11 responses to “THE POWER OF THE DOG – Don Winslow (2005)

  1. Interesting. Thanks for your reviews, I am always excited to see a new post from you.

    Liked by 1 person

  2. Yeah, the war on drugs was more political oriented than anything. it was sad and such programs as DARE came from that mindset and it was an abject failure.

    I am pleasantly surprised to read that there was no bitter tone. That kind of thing is SO easy to let happen and it definitely increases my respect for Winslow as an author that he could do that 😀

    Liked by 2 people

    • I didn’t know DARE. Seems I have a bit of reading to do on its Wikipedia page. Thanks for pointing that out.

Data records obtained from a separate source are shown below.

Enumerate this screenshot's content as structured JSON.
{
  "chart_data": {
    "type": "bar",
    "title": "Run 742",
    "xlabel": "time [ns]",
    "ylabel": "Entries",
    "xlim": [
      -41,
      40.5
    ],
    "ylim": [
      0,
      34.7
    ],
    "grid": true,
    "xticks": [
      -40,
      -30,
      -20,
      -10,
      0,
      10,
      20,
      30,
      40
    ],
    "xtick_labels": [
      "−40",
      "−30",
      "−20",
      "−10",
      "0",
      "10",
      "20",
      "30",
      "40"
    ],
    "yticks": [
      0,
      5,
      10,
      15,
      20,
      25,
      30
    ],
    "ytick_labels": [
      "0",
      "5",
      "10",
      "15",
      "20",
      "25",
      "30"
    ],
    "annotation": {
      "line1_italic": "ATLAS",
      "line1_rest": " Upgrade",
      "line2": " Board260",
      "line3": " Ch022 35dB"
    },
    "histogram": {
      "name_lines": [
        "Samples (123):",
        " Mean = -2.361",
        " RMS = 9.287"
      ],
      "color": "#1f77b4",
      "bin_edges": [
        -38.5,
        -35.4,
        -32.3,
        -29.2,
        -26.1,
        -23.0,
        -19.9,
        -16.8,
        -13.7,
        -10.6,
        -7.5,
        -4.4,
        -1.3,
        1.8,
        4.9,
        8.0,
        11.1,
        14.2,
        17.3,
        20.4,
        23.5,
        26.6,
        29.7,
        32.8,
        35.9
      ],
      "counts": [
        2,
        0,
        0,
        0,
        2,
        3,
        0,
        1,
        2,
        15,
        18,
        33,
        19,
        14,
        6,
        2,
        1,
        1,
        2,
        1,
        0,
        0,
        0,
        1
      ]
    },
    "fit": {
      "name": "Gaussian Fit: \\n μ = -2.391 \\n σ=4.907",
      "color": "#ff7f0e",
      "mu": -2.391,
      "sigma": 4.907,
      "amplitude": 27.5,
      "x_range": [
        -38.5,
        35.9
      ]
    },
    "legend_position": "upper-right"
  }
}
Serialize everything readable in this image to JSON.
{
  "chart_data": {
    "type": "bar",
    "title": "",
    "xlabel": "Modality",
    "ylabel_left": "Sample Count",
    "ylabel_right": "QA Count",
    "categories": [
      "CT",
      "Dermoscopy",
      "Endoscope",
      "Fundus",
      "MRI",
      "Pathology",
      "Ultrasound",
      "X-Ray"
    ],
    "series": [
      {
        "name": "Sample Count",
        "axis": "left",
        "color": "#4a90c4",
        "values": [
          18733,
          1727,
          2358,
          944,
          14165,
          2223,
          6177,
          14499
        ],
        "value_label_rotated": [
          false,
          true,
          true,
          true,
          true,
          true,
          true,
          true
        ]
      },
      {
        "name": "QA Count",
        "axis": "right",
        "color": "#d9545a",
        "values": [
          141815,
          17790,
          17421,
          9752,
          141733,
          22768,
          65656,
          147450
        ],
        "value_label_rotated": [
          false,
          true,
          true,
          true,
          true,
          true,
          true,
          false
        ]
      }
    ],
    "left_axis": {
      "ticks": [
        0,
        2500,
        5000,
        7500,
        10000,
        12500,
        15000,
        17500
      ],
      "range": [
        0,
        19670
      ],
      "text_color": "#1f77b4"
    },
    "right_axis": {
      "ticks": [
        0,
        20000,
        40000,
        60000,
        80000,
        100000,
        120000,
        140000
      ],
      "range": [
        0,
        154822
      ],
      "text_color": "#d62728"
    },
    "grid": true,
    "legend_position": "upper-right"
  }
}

      The entire issue of drugs – its ethics & its political reactions – is interesting: the way societies deal with it, the reasons why people fall to its spells. It’s a topic that ties into so much of humanity.

      It will be interesting to see if Winslow can keep away full on cynicism in the sequels.

      Liked by 1 person

  3. Couldn’t he have put a dragon in it? 😀

    Liked by 1 person

    • I’m fairly sure you’ll like this too. Very cinematic in a way, very familiar as crime in general and drug trafficking in specific is in so many movies & series. At times more violent that lots of grimdark.

      Liked by 2 people

  4. Sounds very intriguing, I’m tempted! I’ll put it on my TBR, but Bart, please, wouldn’t you read some shitty books for a change so that my TBR doesn’t grow exponentially after reading your reviews?? 🤣

    Liked by 1 person

    • I’ll see what I can do. 🙂

      A big part of my reading is a form of curating, I think I spend about a third of my reading hobby with reading about books, looking at lists, etc., etc. But even with all that energy, I still had 8 DNFs last year.

      Liked by 1 person

      • Nah, just kidding 🤣 It’s impressive that you’re finding these great books and take pleasure in reading them among everything else that happens irl. Your kids must be in that age when you need 24/7 surveillance and infinite amounts of patience, so the fact that you’re still reading and blogging on such a level is really awesome!


  5. A true crime book that – as it sounds – works as smoothly as fiction, and graced by what you describe as “smooth and conversational” writing, is certainly one I would enjoy reading, while learning something new, which is always a plus.